The Contradiction Test
Layers Used: Layer 4 (Contradiction Challenge), Layer 6 (Iterative Drafts)
You will use the Reasoning Receipt format from Chapter 1, Exercise 1. Your annotation practice from Chapter 1 becomes error annotation here.
What You Do
Ask both Claude and ChatGPT the same nuanced question where reasonable people disagree — for example: "Is remote work better for productivity than office work?" You will receive two confident, structured, partially contradictory answers. Your job: identify exactly where the two responses diverge, determine which claims are supported by evidence vs. asserted without support, and write your own third analysis (Draft 1) that is more rigorous than either AI output. Then submit your third analysis to AI for critique, revise based on the feedback (Draft 2), and submit the final version (Draft 3).
The two AI responses with divergence points highlighted and annotated ("Claude claims X, ChatGPT claims Y — the evidence favors..."). Your Draft 1 third analysis (written before AI feedback). Your Draft 2 (revised after AI critique). Your Draft 3 (final, after reflection). A brief evolution note for each draft explaining what changed and why.

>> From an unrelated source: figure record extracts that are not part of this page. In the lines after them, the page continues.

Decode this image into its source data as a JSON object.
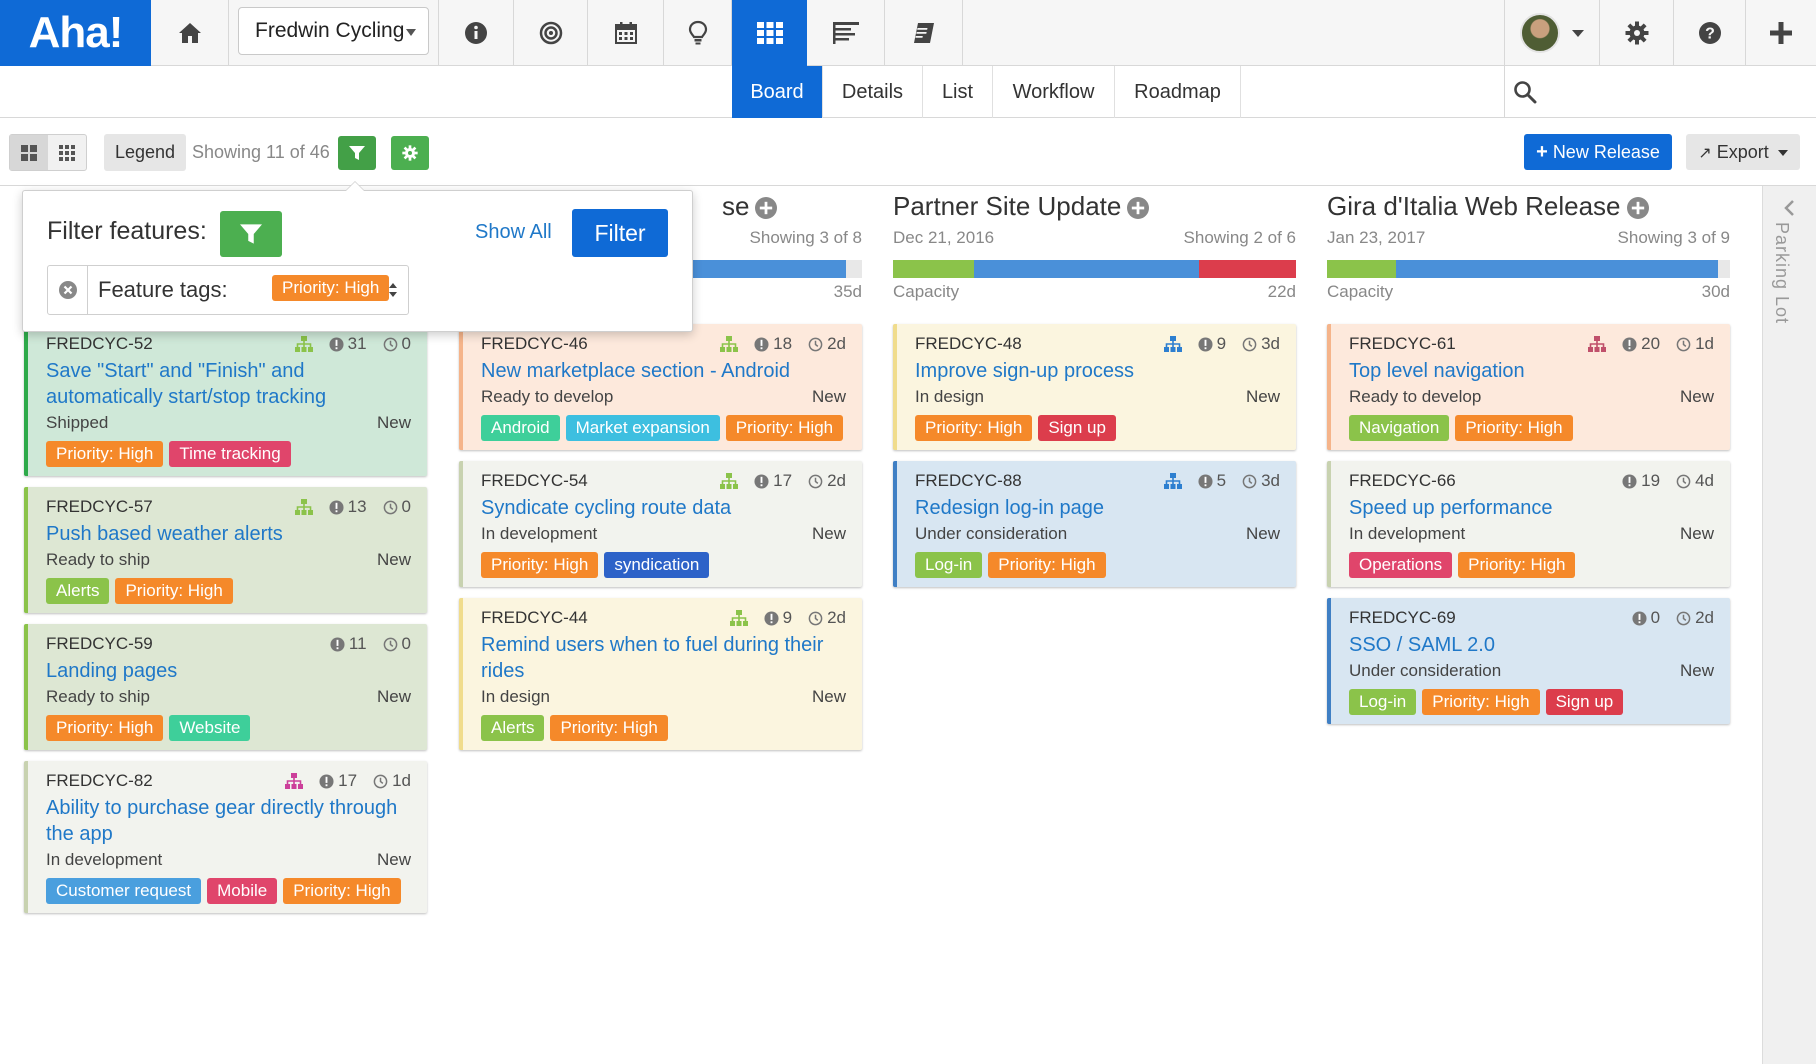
{
  "app": {
    "logo": "Aha!",
    "product": "Fredwin Cycling"
  },
  "nav": {
    "icons": [
      "home-icon",
      "info-icon",
      "target-icon",
      "calendar-icon",
      "lightbulb-icon",
      "grid-icon",
      "list-lines-icon",
      "notebook-icon"
    ],
    "active": "grid-icon"
  },
  "subtabs": [
    "Board",
    "Details",
    "List",
    "Workflow",
    "Roadmap"
  ],
  "toolbar": {
    "legend": "Legend",
    "showing": "Showing 11 of 46",
    "new_release": "New Release",
    "export": "Export"
  },
  "parking_lot": "Parking Lot",
  "filter": {
    "title": "Filter features:",
    "show_all": "Show All",
    "filter_btn": "Filter",
    "field_label": "Feature tags:",
    "selected_tag": "Priority: High"
  },
  "colors": {
    "primary": "#0f6ad6",
    "green": "#4caf50",
    "tag_orange": "#f5892a",
    "tag_pink": "#e0456b",
    "tag_lime": "#8bc34a",
    "tag_teal": "#3ecf9a",
    "tag_cyan": "#3dbfe0",
    "tag_blue": "#4a9fde",
    "tag_navy": "#2d62c8",
    "tag_red": "#dc3d4c"
  },
  "columns": [
    {
      "title": "",
      "date": "",
      "showing": "",
      "capacity_label": "",
      "capacity_value": "",
      "capacity": [],
      "cards": [
        {
          "id": "FREDCYC-52",
          "hier_color": "#8bc34a",
          "count": "31",
          "time": "0",
          "title": "Save \"Start\" and \"Finish\" and automatically start/stop tracking",
          "status": "Shipped",
          "state": "New",
          "bg": "#cfe8d8",
          "border": "#2eaa4a",
          "tags": [
            [
              "Priority: High",
              "#f5892a"
            ],
            [
              "Time tracking",
              "#e0456b"
            ]
          ]
        },
        {
          "id": "FREDCYC-57",
          "hier_color": "#8bc34a",
          "count": "13",
          "time": "0",
          "title": "Push based weather alerts",
          "status": "Ready to ship",
          "state": "New",
          "bg": "#dde7d3",
          "border": "#8bc34a",
          "tags": [
            [
              "Alerts",
              "#8bc34a"
            ],
            [
              "Priority: High",
              "#f5892a"
            ]
          ]
        },
        {
          "id": "FREDCYC-59",
          "hier_color": "",
          "count": "11",
          "time": "0",
          "title": "Landing pages",
          "status": "Ready to ship",
          "state": "New",
          "bg": "#dde7d3",
          "border": "#8bc34a",
          "tags": [
            [
              "Priority: High",
              "#f5892a"
            ],
            [
              "Website",
              "#3ecf9a"
            ]
          ]
        },
        {
          "id": "FREDCYC-82",
          "hier_color": "#cc3f9a",
          "count": "17",
          "time": "1d",
          "title": "Ability to purchase gear directly through the app",
          "status": "In development",
          "state": "New",
          "bg": "#f2f3ee",
          "border": "#c8d2b0",
          "tags": [
            [
              "Customer request",
              "#4a9fde"
            ],
            [
              "Mobile",
              "#e0456b"
            ],
            [
              "Priority: High",
              "#f5892a"
            ]
          ]
        }
      ]
    },
    {
      "title": "se",
      "date": "",
      "showing": "Showing 3 of 8",
      "capacity_label": "",
      "capacity_value": "35d",
      "capacity": [
        [
          "#4a90d9",
          96
        ],
        [
          "#e8e8e8",
          4
        ]
      ],
      "cards": [
        {
          "id": "FREDCYC-46",
          "hier_color": "#8bc34a",
          "count": "18",
          "time": "2d",
          "title": "New marketplace section - Android",
          "status": "Ready to develop",
          "state": "New",
          "bg": "#fde9dc",
          "border": "#f5b48a",
          "tags": [
            [
              "Android",
              "#3ecf9a"
            ],
            [
              "Market expansion",
              "#3dbfe0"
            ],
            [
              "Priority: High",
              "#f5892a"
            ]
          ]
        },
        {
          "id": "FREDCYC-54",
          "hier_color": "#8bc34a",
          "count": "17",
          "time": "2d",
          "title": "Syndicate cycling route data",
          "status": "In development",
          "state": "New",
          "bg": "#f2f3ee",
          "border": "#c8d2b0",
          "tags": [
            [
              "Priority: High",
              "#f5892a"
            ],
            [
              "syndication",
              "#2d62c8"
            ]
          ]
        },
        {
          "id": "FREDCYC-44",
          "hier_color": "#8bc34a",
          "count": "9",
          "time": "2d",
          "title": "Remind users when to fuel during their rides",
          "status": "In design",
          "state": "New",
          "bg": "#fbf5df",
          "border": "#f0dc8c",
          "tags": [
            [
              "Alerts",
              "#8bc34a"
            ],
            [
              "Priority: High",
              "#f5892a"
            ]
          ]
        }
      ]
    },
    {
      "title": "Partner Site Update",
      "date": "Dec 21, 2016",
      "showing": "Showing 2 of 6",
      "capacity_label": "Capacity",
      "capacity_value": "22d",
      "capacity": [
        [
          "#8bc34a",
          20
        ],
        [
          "#4a90d9",
          56
        ],
        [
          "#dc3d4c",
          24
        ]
      ],
      "cards": [
        {
          "id": "FREDCYC-48",
          "hier_color": "#2d7fd0",
          "count": "9",
          "time": "3d",
          "title": "Improve sign-up process",
          "status": "In design",
          "state": "New",
          "bg": "#fbf5df",
          "border": "#f0dc8c",
          "tags": [
            [
              "Priority: High",
              "#f5892a"
            ],
            [
              "Sign up",
              "#dc3d4c"
            ]
          ]
        },
        {
          "id": "FREDCYC-88",
          "hier_color": "#2d7fd0",
          "count": "5",
          "time": "3d",
          "title": "Redesign log-in page",
          "status": "Under consideration",
          "state": "New",
          "bg": "#d8e6f2",
          "border": "#3f7fc4",
          "tags": [
            [
              "Log-in",
              "#8bc34a"
            ],
            [
              "Priority: High",
              "#f5892a"
            ]
          ]
        }
      ]
    },
    {
      "title": "Gira d'Italia Web Release",
      "date": "Jan 23, 2017",
      "showing": "Showing 3 of 9",
      "capacity_label": "Capacity",
      "capacity_value": "30d",
      "capacity": [
        [
          "#8bc34a",
          17
        ],
        [
          "#4a90d9",
          80
        ],
        [
          "#e8e8e8",
          3
        ]
      ],
      "cards": [
        {
          "id": "FREDCYC-61",
          "hier_color": "#c0506b",
          "count": "20",
          "time": "1d",
          "title": "Top level navigation",
          "status": "Ready to develop",
          "state": "New",
          "bg": "#fde9dc",
          "border": "#f5b48a",
          "tags": [
            [
              "Navigation",
              "#8bc34a"
            ],
            [
              "Priority: High",
              "#f5892a"
            ]
          ]
        },
        {
          "id": "FREDCYC-66",
          "hier_color": "",
          "count": "19",
          "time": "4d",
          "title": "Speed up performance",
          "status": "In development",
          "state": "New",
          "bg": "#f2f3ee",
          "border": "#c8d2b0",
          "tags": [
            [
              "Operations",
              "#e0456b"
            ],
            [
              "Priority: High",
              "#f5892a"
            ]
          ]
        },
        {
          "id": "FREDCYC-69",
          "hier_color": "",
          "count": "0",
          "time": "2d",
          "title": "SSO / SAML 2.0",
          "status": "Under consideration",
          "state": "New",
          "bg": "#d8e6f2",
          "border": "#3f7fc4",
          "tags": [
            [
              "Log-in",
              "#8bc34a"
            ],
            [
              "Priority: High",
              "#f5892a"
            ],
            [
              "Sign up",
              "#dc3d4c"
            ]
          ]
        }
      ]
    }
  ]
}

I am learning to detect contradictions between AI outputs and build a more
rigorous analysis. I asked two AI tools the same question and received
contradictory responses. I then wrote my own analysis attempting to be more
rigorous than either. Please:
(1) Evaluate my identification of divergence points -- did I catch all the
meaningful contradictions between the two AI responses?
(2) Rate my evidence assessment -- for each divergence point, did I
correctly identify which side had stronger evidence?
(3) Grade my third analysis on a scale of 1-10 for rigor, originality, and
evidence quality compared to the two AI responses.
(4) Identify the 3 weakest claims in my analysis and explain exactly what
would make them stronger.
(5) What did both AI tools get wrong that I also missed?
Question: [paste question].
AI Response 1: [paste].
AI Response 2: [paste].
My divergence annotations: [paste].
My analysis (Draft 1): [paste].
Finally, complete the Thinking Score Card for this exercise:
Independent Thinking (1-10), Critical Evaluation (1-10),
Reasoning Depth (1-10), Originality (1-10), Self-Awareness (1-10).
For each score, give a one-sentence justification.
What This Teaches You
You learn that when two confident AI responses disagree, the disagreement is a signal to think harder, not a reason to pick one randomly. Building a third analysis that improves on both forces you into genuine thinking. The three-draft evolution reveals whether you can integrate feedback and improve — or whether you stop thinking after the first attempt.